Esta palabra también aparece en Efesios 4:13-14, cuando Pablo dice que debemos convertirnos en “un varón perfecto [maduro, desarrollado], a la medida de la estatura de la plenitud de Cristo; para que ya no seamos niños”.

Esto quiere decir que nuestro punto de comparación debe ser Jesucristo —Él es nuestro estándar de comportamiento. Y cuando hacemos todo nuestro esfuerzo por seguir su perfecto ejemplo, avanzamos en madurez espiritual. En 1 Corintios 14:20 Pablo también escribió: “Hermanos, no seáis niños en el modo de pensar, sino sed niños en la malicia, pero maduros en el modo de pensar”.

Resumiendo, el concepto de perfección que encontramos en el Nuevo Testamento claramente se refiere a un desarrollo completo, o madurez espiritual.
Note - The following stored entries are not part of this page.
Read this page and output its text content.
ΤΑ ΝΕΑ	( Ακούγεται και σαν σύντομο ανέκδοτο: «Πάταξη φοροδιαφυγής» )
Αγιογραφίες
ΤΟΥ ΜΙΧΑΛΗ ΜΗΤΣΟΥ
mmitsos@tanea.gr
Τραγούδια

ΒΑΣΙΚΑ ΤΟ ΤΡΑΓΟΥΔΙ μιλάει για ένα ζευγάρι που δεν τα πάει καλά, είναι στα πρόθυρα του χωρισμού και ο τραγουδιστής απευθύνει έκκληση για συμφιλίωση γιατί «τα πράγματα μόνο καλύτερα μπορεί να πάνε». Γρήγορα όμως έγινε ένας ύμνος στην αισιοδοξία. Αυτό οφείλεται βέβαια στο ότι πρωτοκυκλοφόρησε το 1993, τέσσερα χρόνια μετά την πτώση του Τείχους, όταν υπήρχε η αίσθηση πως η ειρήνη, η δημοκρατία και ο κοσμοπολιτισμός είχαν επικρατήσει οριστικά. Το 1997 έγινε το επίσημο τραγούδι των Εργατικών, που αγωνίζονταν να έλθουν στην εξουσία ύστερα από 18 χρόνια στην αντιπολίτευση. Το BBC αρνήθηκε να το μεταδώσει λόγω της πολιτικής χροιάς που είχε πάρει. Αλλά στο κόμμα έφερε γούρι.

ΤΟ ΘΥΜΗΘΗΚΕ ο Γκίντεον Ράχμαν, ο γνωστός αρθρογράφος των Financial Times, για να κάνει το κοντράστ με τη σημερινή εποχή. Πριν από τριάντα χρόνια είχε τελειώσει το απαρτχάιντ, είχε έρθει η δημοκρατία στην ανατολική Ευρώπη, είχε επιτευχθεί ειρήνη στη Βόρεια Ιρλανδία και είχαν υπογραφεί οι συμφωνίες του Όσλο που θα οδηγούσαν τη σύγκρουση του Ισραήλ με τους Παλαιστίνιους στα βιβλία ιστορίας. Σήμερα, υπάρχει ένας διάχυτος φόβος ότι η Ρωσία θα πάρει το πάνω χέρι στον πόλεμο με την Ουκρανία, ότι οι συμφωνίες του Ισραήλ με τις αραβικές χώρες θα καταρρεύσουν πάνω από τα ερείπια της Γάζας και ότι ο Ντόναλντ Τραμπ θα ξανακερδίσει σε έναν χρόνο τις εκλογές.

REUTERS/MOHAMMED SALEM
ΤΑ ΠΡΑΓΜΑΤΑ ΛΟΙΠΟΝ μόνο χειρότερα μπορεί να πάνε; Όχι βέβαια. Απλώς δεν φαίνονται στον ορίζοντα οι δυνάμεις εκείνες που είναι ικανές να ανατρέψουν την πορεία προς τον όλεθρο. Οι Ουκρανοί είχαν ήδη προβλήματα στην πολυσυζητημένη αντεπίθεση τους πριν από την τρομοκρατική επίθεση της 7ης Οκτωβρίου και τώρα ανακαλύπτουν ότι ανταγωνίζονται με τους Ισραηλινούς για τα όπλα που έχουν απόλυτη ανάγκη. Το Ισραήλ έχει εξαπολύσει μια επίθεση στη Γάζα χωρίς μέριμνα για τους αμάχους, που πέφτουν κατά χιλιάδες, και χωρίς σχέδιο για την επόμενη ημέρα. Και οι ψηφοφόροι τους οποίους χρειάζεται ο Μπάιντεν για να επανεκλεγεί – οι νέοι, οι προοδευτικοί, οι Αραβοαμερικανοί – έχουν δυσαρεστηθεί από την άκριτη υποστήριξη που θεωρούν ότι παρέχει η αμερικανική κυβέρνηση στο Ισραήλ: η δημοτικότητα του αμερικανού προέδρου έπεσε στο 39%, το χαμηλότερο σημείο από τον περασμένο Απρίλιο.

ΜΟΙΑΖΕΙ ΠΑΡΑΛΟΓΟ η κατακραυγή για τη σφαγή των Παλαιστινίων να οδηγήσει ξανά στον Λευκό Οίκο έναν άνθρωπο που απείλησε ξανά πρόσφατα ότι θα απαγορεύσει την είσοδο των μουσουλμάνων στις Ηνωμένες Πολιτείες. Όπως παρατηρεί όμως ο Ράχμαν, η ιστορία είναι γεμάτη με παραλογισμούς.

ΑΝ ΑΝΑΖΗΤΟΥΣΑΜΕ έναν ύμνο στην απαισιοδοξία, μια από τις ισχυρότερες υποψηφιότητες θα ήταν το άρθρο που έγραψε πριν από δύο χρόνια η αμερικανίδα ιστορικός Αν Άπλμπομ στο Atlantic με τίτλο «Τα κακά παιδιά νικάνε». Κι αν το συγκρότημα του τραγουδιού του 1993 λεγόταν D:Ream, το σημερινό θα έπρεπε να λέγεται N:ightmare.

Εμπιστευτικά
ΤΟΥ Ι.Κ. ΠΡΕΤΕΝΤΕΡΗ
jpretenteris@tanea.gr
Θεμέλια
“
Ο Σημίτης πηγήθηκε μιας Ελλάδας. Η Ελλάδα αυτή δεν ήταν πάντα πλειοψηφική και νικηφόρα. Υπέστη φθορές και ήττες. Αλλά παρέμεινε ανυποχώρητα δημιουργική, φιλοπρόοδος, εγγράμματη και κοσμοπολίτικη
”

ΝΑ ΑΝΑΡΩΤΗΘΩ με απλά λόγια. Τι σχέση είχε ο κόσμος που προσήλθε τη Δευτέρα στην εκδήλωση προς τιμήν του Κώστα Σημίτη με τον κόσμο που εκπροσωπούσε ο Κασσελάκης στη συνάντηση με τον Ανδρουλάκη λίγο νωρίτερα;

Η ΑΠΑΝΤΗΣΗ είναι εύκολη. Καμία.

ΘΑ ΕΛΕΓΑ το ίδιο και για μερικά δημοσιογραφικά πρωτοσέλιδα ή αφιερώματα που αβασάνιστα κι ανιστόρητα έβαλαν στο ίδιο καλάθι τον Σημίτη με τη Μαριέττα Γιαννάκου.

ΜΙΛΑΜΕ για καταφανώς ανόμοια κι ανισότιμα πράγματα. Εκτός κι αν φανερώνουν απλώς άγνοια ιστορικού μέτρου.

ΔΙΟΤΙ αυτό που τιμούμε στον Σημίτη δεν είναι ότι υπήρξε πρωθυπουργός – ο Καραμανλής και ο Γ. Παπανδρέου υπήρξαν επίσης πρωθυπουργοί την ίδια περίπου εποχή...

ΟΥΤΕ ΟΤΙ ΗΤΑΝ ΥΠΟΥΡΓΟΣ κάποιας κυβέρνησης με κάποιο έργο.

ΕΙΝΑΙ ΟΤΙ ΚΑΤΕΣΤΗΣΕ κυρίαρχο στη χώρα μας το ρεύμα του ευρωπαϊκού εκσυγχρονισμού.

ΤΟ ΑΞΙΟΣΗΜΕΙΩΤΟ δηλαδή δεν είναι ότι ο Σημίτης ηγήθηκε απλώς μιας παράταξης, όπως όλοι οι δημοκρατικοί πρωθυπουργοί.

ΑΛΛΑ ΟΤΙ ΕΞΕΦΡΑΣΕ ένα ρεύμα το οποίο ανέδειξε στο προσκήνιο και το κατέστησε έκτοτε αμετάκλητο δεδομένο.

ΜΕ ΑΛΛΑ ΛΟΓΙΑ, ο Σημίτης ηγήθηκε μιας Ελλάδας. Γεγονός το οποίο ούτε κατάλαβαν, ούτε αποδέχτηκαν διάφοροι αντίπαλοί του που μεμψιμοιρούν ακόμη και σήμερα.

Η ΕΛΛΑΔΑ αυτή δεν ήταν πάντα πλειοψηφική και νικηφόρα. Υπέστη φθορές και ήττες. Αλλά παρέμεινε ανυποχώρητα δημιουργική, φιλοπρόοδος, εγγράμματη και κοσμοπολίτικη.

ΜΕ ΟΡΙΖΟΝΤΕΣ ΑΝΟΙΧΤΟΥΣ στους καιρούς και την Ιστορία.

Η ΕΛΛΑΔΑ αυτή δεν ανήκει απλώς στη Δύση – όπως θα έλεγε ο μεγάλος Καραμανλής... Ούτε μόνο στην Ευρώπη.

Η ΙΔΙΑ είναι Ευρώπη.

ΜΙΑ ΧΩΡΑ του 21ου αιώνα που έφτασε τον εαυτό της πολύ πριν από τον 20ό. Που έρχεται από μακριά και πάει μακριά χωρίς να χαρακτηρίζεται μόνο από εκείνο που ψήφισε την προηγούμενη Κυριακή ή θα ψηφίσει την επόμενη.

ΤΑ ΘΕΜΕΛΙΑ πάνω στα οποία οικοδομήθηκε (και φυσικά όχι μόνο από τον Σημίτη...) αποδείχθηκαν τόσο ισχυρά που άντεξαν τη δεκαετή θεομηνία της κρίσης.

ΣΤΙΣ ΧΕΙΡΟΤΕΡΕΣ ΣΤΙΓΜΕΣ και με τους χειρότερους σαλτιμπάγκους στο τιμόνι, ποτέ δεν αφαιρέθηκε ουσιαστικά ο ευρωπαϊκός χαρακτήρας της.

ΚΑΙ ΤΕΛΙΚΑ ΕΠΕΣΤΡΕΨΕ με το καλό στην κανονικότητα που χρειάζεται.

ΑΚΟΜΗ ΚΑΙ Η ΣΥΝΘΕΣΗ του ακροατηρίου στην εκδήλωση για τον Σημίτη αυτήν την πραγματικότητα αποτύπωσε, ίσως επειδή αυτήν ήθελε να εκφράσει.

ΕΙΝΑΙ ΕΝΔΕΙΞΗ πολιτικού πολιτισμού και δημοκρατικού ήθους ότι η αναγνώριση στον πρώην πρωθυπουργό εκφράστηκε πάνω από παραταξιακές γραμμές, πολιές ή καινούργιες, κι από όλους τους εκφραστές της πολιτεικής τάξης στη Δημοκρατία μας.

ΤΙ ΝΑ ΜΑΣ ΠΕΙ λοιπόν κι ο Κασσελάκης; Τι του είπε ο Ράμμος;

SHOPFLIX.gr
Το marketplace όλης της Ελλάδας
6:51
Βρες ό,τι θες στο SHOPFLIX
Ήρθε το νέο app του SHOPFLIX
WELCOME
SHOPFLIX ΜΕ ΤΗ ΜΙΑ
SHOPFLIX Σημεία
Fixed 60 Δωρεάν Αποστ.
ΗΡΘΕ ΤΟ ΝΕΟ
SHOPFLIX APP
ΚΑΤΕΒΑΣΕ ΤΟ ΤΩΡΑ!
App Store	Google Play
Esto significa que de ninguna manera podemos ser transigentes o tener un enfoque mediocre, pues para alcanzar tal estado de “perfección” (madurez) necesitamos obedecer la ley de Dios con todo nuestro esfuerzo. Necesitamos buscar la excelencia en nuestra relación con Dios.

En el camino sin duda caeremos algunas veces. Pero Dios es bueno y misericordioso, y Él perdonará nuestras faltas a medida que nos desarrollamos espiritualmente.

Nadie es perfecto… pero podemos avanzar hacia la perfección

En su poema “Ensayo sobre la crítica”, Alexander Pope escribió: “Errar es humano, perdonar es divino”.

La condición humana es inherentemente imperfecta y no hay nada que podamos hacer para alcanzar la definición tradicional de perfección: “libre de falta o defecto”. Por lo tanto, es importante que aprendamos a sentirnos satisfechos con los excelentes resultados que podemos obtener si hacemos nuestro mejor esfuerzo.

Como dijo Pope, también podemos aprender a perdonar siguiendo el ejemplo de Dios. Podemos reconocer que todos cometemos errores y que por lo tanto no deberíamos juzgarnos unos a otros tan duramente.

Por otro lado, los estándares de Dios son diferentes. Es cierto que Él es fiel para perdonar nuestros pecados y nos muestra que, aun si nos esforzamos por obedecerle, a veces fallaremos. Pero también nos dice que a través de esos esfuerzos podemos llegar a ser maduros y completos, a medida que con su ayuda avanzamos hacia la verdadera perfección.